I have started my drive through Europe. I thought I’d check on Chase and Monzo in terms of rates and usability abroad, so I made a few transactions today in France.
The Mastercard rate was 1.18 (as per Mastercard’s page), but both banks gave me 1.168 or so, which is considerably worse.
I also tried Starling, which gave me 1.163 (!) and I even tried my Nationwide credit card which gave me the same! I thought the latter had always given me pretty much the mid market rate…
Don’t these banks get live rates any more (or did they ever)? I seem to remember it was better with e.g. Curve in the past.
The Monzo transaction and a couple of the Chase transactions have now settled at the rate they had when pending, so 1.168, which is a far cry from the 1.18 that Mastercard had at the time of the transactions.
Right now the MC rate is 1.184 and the cards are giving me 1.179.
Is there supposed to be a delay or a discrepancy like that? And shouldn’t Monzo be clear and up front about it?
The current wording essentially implies we get the MC rate as is at the time of transaction.
With Visa and MC at least, they have their figure for the day. The day the transaction actually settles will determine the days rate in which it should settle in.

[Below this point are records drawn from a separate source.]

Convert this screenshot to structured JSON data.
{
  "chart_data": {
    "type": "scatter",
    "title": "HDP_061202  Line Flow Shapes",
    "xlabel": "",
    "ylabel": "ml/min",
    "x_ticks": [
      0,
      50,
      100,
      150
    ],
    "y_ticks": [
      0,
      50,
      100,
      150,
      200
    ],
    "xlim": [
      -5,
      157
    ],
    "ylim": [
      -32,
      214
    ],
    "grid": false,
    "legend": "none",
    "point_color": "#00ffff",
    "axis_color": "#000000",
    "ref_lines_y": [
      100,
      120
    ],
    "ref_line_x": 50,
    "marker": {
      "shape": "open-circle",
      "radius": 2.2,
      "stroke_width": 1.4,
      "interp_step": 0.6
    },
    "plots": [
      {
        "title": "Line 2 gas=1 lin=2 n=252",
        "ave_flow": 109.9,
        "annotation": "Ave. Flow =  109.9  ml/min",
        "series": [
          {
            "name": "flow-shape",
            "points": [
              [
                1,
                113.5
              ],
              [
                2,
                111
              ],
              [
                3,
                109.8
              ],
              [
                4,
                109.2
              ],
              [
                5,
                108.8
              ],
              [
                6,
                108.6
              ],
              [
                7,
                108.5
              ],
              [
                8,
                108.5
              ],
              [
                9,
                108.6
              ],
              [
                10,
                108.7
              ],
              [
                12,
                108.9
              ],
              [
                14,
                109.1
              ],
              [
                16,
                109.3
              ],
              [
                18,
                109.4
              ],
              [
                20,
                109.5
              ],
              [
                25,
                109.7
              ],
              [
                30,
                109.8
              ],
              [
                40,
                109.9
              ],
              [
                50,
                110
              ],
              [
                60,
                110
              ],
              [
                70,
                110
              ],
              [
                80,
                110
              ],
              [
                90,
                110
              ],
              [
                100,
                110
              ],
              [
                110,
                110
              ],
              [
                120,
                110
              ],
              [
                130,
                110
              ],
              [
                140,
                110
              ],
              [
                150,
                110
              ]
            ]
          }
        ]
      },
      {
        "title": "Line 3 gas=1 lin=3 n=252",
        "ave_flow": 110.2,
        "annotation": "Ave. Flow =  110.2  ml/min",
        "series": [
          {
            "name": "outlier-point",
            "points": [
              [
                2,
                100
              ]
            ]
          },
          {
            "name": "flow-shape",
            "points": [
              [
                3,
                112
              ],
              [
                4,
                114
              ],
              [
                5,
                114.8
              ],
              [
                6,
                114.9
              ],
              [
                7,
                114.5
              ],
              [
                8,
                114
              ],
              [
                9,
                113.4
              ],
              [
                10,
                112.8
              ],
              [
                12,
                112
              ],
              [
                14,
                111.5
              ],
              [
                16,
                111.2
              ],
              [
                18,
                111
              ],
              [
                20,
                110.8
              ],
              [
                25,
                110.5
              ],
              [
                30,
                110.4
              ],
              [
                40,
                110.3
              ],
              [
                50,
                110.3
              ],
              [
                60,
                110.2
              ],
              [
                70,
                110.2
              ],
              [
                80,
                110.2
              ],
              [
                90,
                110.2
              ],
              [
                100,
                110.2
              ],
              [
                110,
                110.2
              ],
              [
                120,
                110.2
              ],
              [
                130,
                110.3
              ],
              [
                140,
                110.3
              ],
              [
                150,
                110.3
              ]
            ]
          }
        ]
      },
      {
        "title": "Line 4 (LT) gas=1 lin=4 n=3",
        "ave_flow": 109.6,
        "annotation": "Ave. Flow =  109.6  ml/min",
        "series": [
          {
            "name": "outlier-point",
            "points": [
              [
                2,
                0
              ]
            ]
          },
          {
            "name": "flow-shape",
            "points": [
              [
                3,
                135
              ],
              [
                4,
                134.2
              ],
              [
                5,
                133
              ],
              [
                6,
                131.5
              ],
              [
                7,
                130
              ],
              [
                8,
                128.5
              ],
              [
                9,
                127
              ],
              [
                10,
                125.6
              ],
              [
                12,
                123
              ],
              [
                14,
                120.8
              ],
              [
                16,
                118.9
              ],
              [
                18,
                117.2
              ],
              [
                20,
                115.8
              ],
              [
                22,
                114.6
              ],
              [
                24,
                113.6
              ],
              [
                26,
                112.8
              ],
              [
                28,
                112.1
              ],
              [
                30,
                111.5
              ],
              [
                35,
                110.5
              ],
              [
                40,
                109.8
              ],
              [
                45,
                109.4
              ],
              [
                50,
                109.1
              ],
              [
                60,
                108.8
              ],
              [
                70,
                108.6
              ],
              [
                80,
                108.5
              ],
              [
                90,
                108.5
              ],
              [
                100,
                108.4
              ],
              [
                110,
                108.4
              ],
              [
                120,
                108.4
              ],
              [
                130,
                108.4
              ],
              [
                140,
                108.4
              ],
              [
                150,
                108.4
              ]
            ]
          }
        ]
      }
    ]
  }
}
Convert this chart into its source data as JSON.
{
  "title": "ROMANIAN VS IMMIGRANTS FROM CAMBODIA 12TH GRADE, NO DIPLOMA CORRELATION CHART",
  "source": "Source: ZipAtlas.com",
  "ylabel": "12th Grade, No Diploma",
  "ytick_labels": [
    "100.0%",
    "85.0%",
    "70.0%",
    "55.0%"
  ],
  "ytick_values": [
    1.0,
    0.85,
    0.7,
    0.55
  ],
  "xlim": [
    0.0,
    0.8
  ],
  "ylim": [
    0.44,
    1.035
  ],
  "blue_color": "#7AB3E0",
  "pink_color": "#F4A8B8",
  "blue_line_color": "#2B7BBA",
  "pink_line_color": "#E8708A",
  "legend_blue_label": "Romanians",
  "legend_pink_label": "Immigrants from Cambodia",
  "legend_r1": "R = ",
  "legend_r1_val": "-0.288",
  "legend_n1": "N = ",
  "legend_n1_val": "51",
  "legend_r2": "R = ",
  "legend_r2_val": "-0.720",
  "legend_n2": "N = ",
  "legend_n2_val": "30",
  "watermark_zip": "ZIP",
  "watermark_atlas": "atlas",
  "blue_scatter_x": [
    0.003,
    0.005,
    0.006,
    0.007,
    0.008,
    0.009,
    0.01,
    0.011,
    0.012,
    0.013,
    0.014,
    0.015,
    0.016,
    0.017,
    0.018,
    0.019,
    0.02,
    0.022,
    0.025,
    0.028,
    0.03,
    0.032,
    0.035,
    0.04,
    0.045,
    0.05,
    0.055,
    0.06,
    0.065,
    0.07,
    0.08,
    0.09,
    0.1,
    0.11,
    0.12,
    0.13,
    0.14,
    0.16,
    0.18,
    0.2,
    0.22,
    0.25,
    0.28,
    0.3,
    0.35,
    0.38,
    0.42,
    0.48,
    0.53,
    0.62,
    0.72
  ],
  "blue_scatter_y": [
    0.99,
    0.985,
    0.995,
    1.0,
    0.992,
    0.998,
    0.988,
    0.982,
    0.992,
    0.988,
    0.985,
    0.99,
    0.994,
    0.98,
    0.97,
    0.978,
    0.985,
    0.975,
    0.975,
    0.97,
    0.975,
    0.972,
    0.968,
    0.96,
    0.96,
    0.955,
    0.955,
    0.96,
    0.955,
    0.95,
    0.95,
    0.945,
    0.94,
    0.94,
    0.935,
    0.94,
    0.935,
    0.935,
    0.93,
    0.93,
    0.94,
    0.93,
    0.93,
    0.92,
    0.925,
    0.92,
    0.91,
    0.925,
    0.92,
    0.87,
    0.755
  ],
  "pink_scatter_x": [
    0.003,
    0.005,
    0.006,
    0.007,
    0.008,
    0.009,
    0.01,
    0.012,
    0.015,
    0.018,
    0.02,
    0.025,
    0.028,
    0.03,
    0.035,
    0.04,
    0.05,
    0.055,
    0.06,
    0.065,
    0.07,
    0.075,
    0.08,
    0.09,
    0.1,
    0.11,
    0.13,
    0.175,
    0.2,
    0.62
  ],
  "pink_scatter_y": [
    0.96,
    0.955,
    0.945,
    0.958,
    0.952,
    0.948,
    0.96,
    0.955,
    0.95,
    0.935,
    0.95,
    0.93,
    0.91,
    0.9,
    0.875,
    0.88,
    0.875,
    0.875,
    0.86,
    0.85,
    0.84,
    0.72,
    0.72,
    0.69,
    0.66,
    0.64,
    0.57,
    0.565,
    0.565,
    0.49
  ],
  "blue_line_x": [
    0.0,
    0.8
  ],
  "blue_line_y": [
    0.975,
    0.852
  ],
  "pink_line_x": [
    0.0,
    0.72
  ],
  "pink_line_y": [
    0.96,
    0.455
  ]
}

Weird as I’ve always every checked and got the one mid-market rate with cards in the past.
Does Visa also have two rates? I used my Revolut today (bought in EUR, paid from GBP balance) and it charged me within 0.005 of the GBP-to-EUR mid-market rate.
Yes, everyone has different rates depending on the transaction direction.
The difference between the two is called spread.
Also pending transaction rates are just an estimate indication. When transaction settles it can update, so best to compare transactions that are similar in nature, in terms of authorization and settlement timings.